The plaintiff will also need to provide evidence that their injuries resulted in financial damages. Some examples of the most common types of damages that injury victims are generally awarded include:

  • Medical bills;
  • Treatment costs; and/or
  • Time at work missed due to healing from the injury or seeking medical treatment.

Can a Restaurant or Manufacturer Be Held Liable for a Foreign Object Found in My Food or a Meal?

Personal injury lawsuits, such as those related to a foreign object found in food, are based on the legal theory of negligence. What this means is that in addition to proving injury by the foreign object, the plaintiff must also prove that the restaurant owner, chef, or manufacturer of the food was negligent in some way. An example of this would be if they failed to take the proper steps to prevent the foreign object from entering the food in the first place. Another example would be if they should have been aware of the object prior to it being served or sold.

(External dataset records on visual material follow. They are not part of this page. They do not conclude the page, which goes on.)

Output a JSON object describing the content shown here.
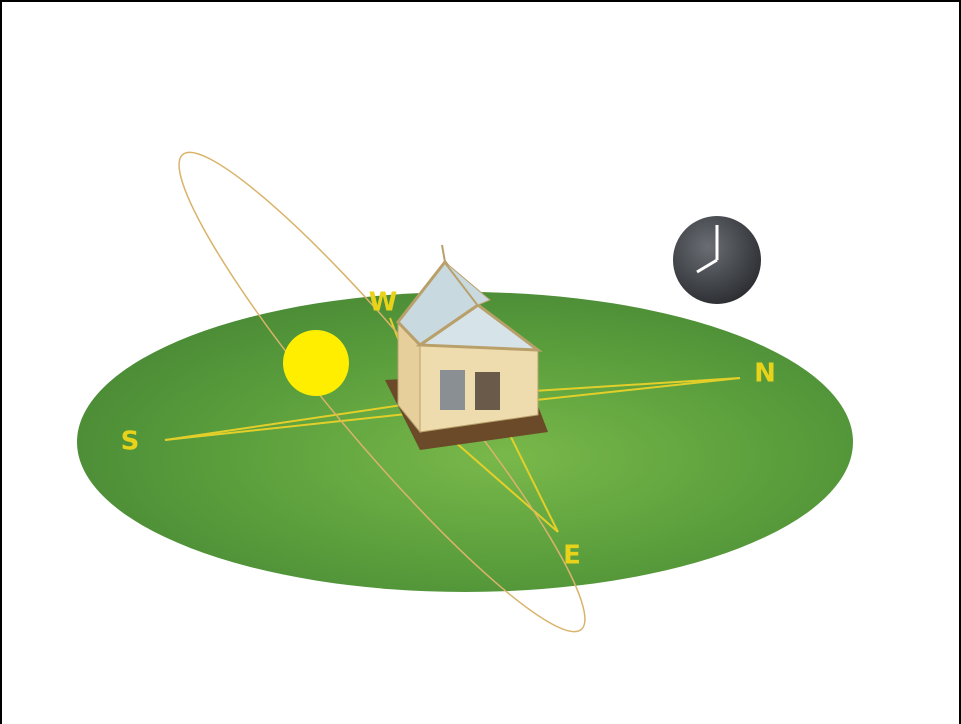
{
  "compass": {
    "south": "S",
    "north": "N",
    "east": "E",
    "west": "W"
  }
}
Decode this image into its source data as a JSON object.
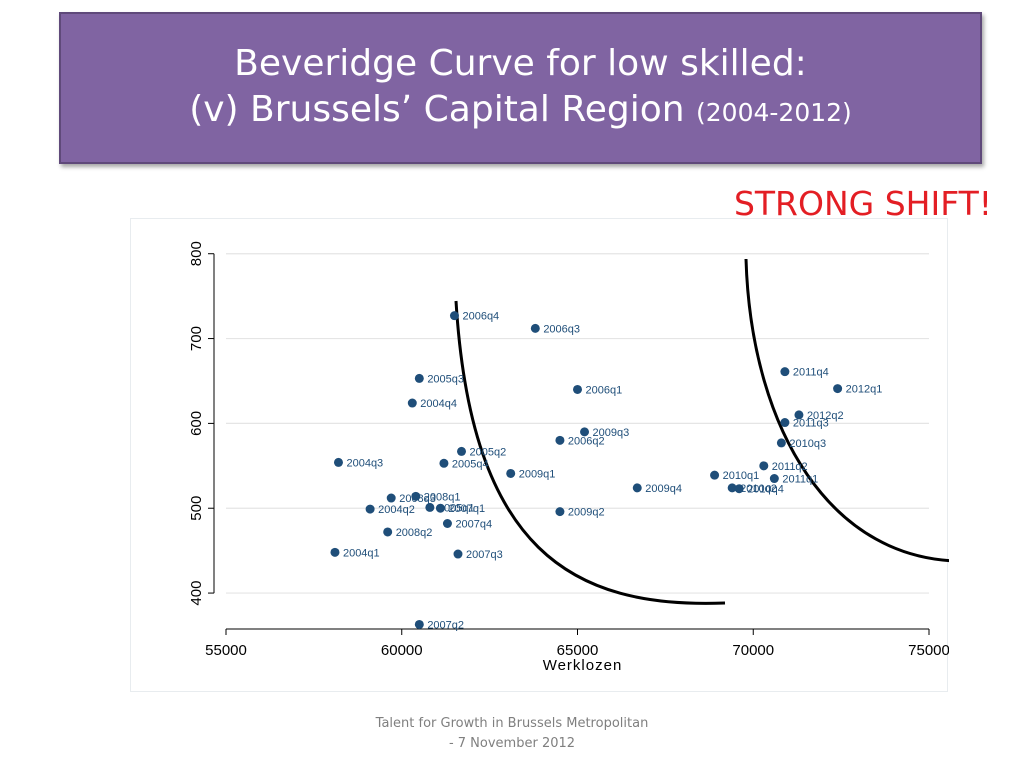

A party is considered to be negligent if they were careless, given the circumstances, or acted in a way that no other reasonable person would in the same situation. There are four elements that must be met in order to claim negligence:

  • Duty: This refers to the responsibility one person owes to another. People going about their day-to-day business generally owe a duty of ‘reasonable care’ to each other. This is the level of care that any ordinary and prudent person would exercise in the same situation;
  • Breach of Duty: A breach of duty occurs when a person’s level of care fails to meet the level as required by their duty. In a lawsuit involving a foreign object found in food, an example of this would be a chef who fails to check the food before plating it;
  • Causation: Very simply put, this means that the breach of duty was the cause of the resulting injury. The basic test for causation is “but for” one party’s actions, the injury would not have occurred; and
  • Damages: Generally speaking, there must be tangible and quantifiable harm that occurred. An example of this would be property damage, or in cases involving a foreign object found in food, a throat injury.

All four elements must be proven in order to successfully prove that the other party was negligent.

According to food tampering laws, restaurants and food manufacturers are required to adhere to all federal, state, and local health codes and regulations. Additionally, they have a legal responsibility to consumers to ensure that they are not injured when eating their meals or consuming their products.

What Do I Do If I Find a Foreign Object in My Food?

If you have been injured by a foreign object in your food or meal, there is specific evidence you should collect for a potential personal injury claim. These may include, but not be limited to:

  • Keeping the foreign object, when possible;
  • Taking a photo of the foreign object, as well as where it was found in your food or meal;
  • Noting any witnesses that could verify your claim;
  • Keeping the wrapper, container, or packaging that the food came in;
  • Noting the name and address of the restaurant where you ate;
  • Recording the date and time of your meal; and
  • Obtaining copies of any medical and dental records that could prove that the injuries caused by the foreign object were not present prior to eating the food or meal.

A food law attorney can help you gather evidence to support your claim, and provide legal advice regarding how you should move forward.

Do I Need to Hire a Lawyer if Foreign Objects in My Food Injure Me?

If you have been injured by foreign objects in your food, you should consult with an experienced local defective products lawyer. State laws may vary in terms of personal injury lawsuits and damages recovery. As such, it is recommended that you work with an area attorney in order to ensure you receive the most relevant legal advice.

An experienced products and services attorney can help you gather evidence, file a lawsuit on your behalf based on the theory of negligence, and also represent you in court, as needed.